Key Takeaways

  • Abridge, the $5.3BN vertical AI company, generates 40% of its AI outputs from models built entirely in-house.
  • This in-house development targets high-stakes healthcare workflows where "milliseconds matter" for clinicians, like summarizing a patient visit before they leave the room.
  • Shiv Rao explained that for these "binary" tasks, proprietary models deliver superior speed and cost efficiency compared to relying solely on frontier models.
  • For other use cases, where continuous improvement is the main driver and a task "will never be perfect," Abridge intelligently opts to “ride the frontier wave” by integrating external large language models.
  • This hybrid strategy controls performance and P&L in critical areas, while benefiting from rapid advancements in general AI for broader applications.

The Method

In the age of frontier AI, founders face a dilemma: build everything, or rely on external APIs? Shiv Rao, CEO of Abridge ($5.3BN valuation), offers a third path. About 40% of Abridge's core AI models are built in-house, not for ego, but for pure pragmatism in healthcare.

Abridge's method identifies "moments of truth" in a clinician's workflow. Rao emphasized speed is non-negotiable in healthcare. He explained, "The milliseconds matter when you're in workflow. So these are doctors who are they they have no no patience for new technology." This drove Abridge to build highly optimized, specialized models for "binary" tasks. These are functions demanding immediate, precise outputs, like an "approved order" or critical summary, often "before the patient leaves the room."

For these critical, time-sensitive applications, Abridge engineers its own models. This gives them control over latency, inference costs, and medical language nuances general models might miss or slow to process. The goal is invisible AI, seamlessly integrated into clinical practice.

Abridge isn't a purist, though. For use cases needing continuous learning or tasks that "will never be perfect," Rao's team integrates frontier models. He noted, “If the market cares about you always improving on something that you don't think you'll ever be perfect on... it makes more sense to ride the frontier wave.” This dynamic allocation gives Abridge the best of both worlds: bespoke speed where it counts and agility with frontier AI. This strategic split manages performance and P&L, letting Abridge scale without drowning in compute costs or self-built stack development cycles.

Where This Breaks Down

While Abridge's hybrid model offers a blueprint for vertical AI, it's not a universal solution. This method requires significant capital investment and a deep bench of AI talent to pull off. A small, early-stage startup with limited runway will struggle to hire the specialized machine learning engineers needed to build even 40% of its models in-house. The compute costs for training and maintaining proprietary models are substantial, and the operational overhead for an internal AI team can quickly outstrip a lean budget.

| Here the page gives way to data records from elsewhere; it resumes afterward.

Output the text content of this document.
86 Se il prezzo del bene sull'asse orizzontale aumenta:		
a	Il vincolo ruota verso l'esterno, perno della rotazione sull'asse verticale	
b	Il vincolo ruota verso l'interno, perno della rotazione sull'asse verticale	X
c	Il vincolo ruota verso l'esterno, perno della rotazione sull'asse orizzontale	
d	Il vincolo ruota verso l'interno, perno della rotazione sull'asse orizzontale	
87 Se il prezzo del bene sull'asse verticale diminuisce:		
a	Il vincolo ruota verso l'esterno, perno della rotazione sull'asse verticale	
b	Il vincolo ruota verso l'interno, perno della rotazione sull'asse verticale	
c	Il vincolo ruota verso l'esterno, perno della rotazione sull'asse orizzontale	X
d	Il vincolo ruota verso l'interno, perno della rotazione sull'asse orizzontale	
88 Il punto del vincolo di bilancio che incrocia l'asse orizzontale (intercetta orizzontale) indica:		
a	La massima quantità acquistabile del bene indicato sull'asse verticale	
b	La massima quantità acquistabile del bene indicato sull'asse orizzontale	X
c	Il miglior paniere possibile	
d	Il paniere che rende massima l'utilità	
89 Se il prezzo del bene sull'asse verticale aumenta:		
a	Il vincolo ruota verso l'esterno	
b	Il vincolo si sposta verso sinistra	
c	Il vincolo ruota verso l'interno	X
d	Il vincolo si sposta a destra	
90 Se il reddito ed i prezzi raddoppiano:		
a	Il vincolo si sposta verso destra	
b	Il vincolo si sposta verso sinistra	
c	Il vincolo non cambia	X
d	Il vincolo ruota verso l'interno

Furthermore, if your vertical doesn't have "milliseconds matter" workflows or highly "binary" tasks where speed and specific accuracy drive adoption, the benefits of in-house development diminish. For many businesses, the generic capabilities of frontier models, even with slight latency, might be "good enough" for initial market entry and validation. Trying to build an internal stack for problems that don't demand extreme performance is a fast track to over-engineering and burning cash, especially when external APIs are rapidly improving and becoming more cost-effective for general use.

What to Do With This

Audit your product's core user journeys this week. Map out the 1-2 "moments of truth" where immediate, flawless output would drastically improve user experience or unlock a new workflow. For these specific junctures, sketch out a quick cost-benefit analysis: What would it take to build a highly optimized, proprietary model for just that part of the product? Compare that to the performance, cost, and developer time of using an external API. Use this clarity to define a precise "build vs. buy" strategy for your AI stack, ensuring you invest internal engineering cycles only where they deliver outsized, critical value to your specific vertical.